Toronto launches petition demanding Ford government reverse funding cuts

The city of Toronto has launched a petition demanding that the Doug Ford government reverse its funding cuts. According to Toronto’s calculations, the funding cuts revealed in Ontario’s spring budget will amount to $177 million in 2019.

City officials say cuts could jeopardize services such as subsidized child care and vaccinations

Toronto Mayor John Tory, left, is pictured here with Ontario Premier Doug Ford, right. Tory says: 'I urge all Toronto residents to sign the petition so we can send a message to the province.' (THE CANADIAN PRESS)

The City of Toronto has launched a petition demanding that the Doug Ford government reverse its funding cuts.

According to Toronto's calculations, the cuts revealed in Ontario's spring budget will amount to $177 million in 2019.

The city claims the reduction will jeopardize several core city services, including student vaccinations, school breakfasts and subsidized child care spaces.

"I urge all Toronto residents to sign the petition so we can send a message to the province," said Mayor John Tory at a news conference on Wednesday morning.

"While I wish we could have avoided this next step, I believe it's important to engage the people of the city in our efforts to stop these cuts."

More than 4,100 people signed the petition within the first six hours of its launch, city spokesperson Brad Ross told CBC Toronto.

The city and the Progressive Conservative government have sparred over the funding cuts since they were revealed in the province's first budget this spring.

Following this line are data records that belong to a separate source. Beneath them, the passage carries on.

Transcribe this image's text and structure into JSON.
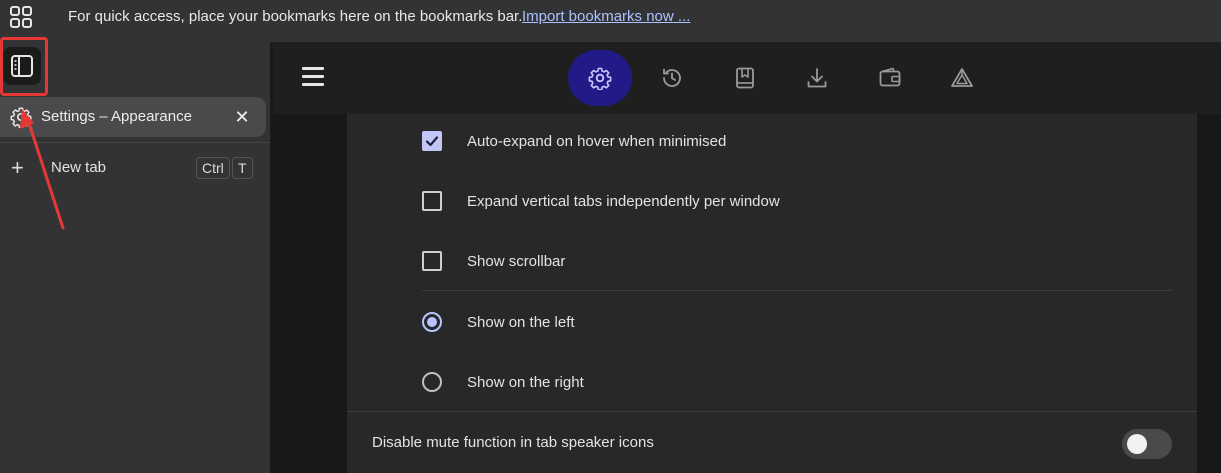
{
  "bookmarks_bar": {
    "message": "For quick access, place your bookmarks here on the bookmarks bar.",
    "import_link": "Import bookmarks now ..."
  },
  "sidebar": {
    "active_tab": {
      "label": "Settings – Appearance",
      "close": "✕",
      "icon": "gear-icon"
    },
    "new_tab": {
      "label": "New tab",
      "shortcut_ctrl": "Ctrl",
      "shortcut_key": "T",
      "icon": "plus-icon"
    }
  },
  "toolbar": {
    "icons": [
      "menu-icon",
      "settings-icon",
      "history-icon",
      "bookmarks-icon",
      "downloads-icon",
      "wallet-icon",
      "leo-icon"
    ],
    "active": "settings-icon"
  },
  "settings": {
    "options": [
      {
        "label": "Auto-expand on hover when minimised",
        "type": "checkbox",
        "checked": true
      },
      {
        "label": "Expand vertical tabs independently per window",
        "type": "checkbox",
        "checked": false
      },
      {
        "label": "Show scrollbar",
        "type": "checkbox",
        "checked": false
      },
      {
        "label": "Show on the left",
        "type": "radio",
        "checked": true
      },
      {
        "label": "Show on the right",
        "type": "radio",
        "checked": false
      }
    ],
    "mute_toggle": {
      "label": "Disable mute function in tab speaker icons",
      "enabled": false
    }
  },
  "colors": {
    "accent": "#221a86",
    "checkbox_checked": "#c2c6f5",
    "radio_selected": "#b8c6ff",
    "link": "#a8c4ff",
    "annotation_red": "#e53935"
  }
}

Toronto officials have warned that, in addition to a loss of services, the cuts may also lead to an increase in taxes to overcome the shortfall.

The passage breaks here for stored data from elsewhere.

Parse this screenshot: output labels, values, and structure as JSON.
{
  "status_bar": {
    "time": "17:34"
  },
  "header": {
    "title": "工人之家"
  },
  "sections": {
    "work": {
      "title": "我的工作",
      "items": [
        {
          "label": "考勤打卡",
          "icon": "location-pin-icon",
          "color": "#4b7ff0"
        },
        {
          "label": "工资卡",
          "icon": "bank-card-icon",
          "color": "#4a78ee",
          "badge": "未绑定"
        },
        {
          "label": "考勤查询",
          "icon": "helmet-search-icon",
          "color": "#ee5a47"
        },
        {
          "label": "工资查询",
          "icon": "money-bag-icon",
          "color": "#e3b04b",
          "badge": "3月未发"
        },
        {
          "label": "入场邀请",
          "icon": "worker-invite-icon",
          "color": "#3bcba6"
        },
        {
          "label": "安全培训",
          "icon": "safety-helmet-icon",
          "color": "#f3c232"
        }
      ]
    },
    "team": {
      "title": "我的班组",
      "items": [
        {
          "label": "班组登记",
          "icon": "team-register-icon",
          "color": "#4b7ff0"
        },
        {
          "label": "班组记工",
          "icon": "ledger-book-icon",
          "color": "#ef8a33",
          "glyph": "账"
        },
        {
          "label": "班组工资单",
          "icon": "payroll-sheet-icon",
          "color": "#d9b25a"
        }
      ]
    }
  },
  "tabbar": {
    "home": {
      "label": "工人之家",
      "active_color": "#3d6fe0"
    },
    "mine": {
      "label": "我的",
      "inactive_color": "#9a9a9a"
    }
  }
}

The Ontario government responded to those concerns on Tuesday with an offer of $7.35 million to help municipalities and school boards conduct third party audits of their budgets.

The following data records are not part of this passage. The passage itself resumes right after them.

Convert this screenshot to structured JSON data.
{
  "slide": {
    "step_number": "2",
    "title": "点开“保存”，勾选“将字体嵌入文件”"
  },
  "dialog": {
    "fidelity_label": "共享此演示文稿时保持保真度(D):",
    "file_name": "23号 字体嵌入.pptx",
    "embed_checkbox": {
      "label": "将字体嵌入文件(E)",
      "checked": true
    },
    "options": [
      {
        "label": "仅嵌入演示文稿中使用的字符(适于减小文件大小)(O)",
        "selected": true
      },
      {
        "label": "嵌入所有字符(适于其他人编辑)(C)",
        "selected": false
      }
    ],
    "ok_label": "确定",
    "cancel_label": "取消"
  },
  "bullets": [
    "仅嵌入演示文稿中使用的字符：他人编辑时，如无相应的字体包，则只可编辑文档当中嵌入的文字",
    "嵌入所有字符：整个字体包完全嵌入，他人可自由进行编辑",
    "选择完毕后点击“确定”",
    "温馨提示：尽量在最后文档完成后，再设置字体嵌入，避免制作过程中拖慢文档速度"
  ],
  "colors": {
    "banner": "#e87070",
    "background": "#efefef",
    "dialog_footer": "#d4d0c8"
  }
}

Premier Doug Ford said Toronto, and other municipalities, can find savings by cutting waste from their books. He suggested municipal governments could aim to reduce spending by four per cent, which is the target Ford has set for provincial budget savings.

Following news of the petition, the Tories suggested they would not roll back the cuts. 

"Our government was elected with a clear mandate to fix the financial mess left behind by the previous Liberal government. We are calling on our municipal partners to work with us to get our province off the path of bankruptcy," wrote Ford's press secretary Ivana Yelich in an email to CBC Toronto.

"If the mayor decides to cut breakfast programs and childcare subsides, or raise taxes, rather than find savings, that is his decision."

While the creation of a petition is unusual, it isn't the first time Toronto has taken this route.

In 2008, then-Mayor David Miller revealed a city-backed petition calling for a nationwide handgun ban.

However, Miller called on all Canadians, not just Toronto residents, to sign the petition.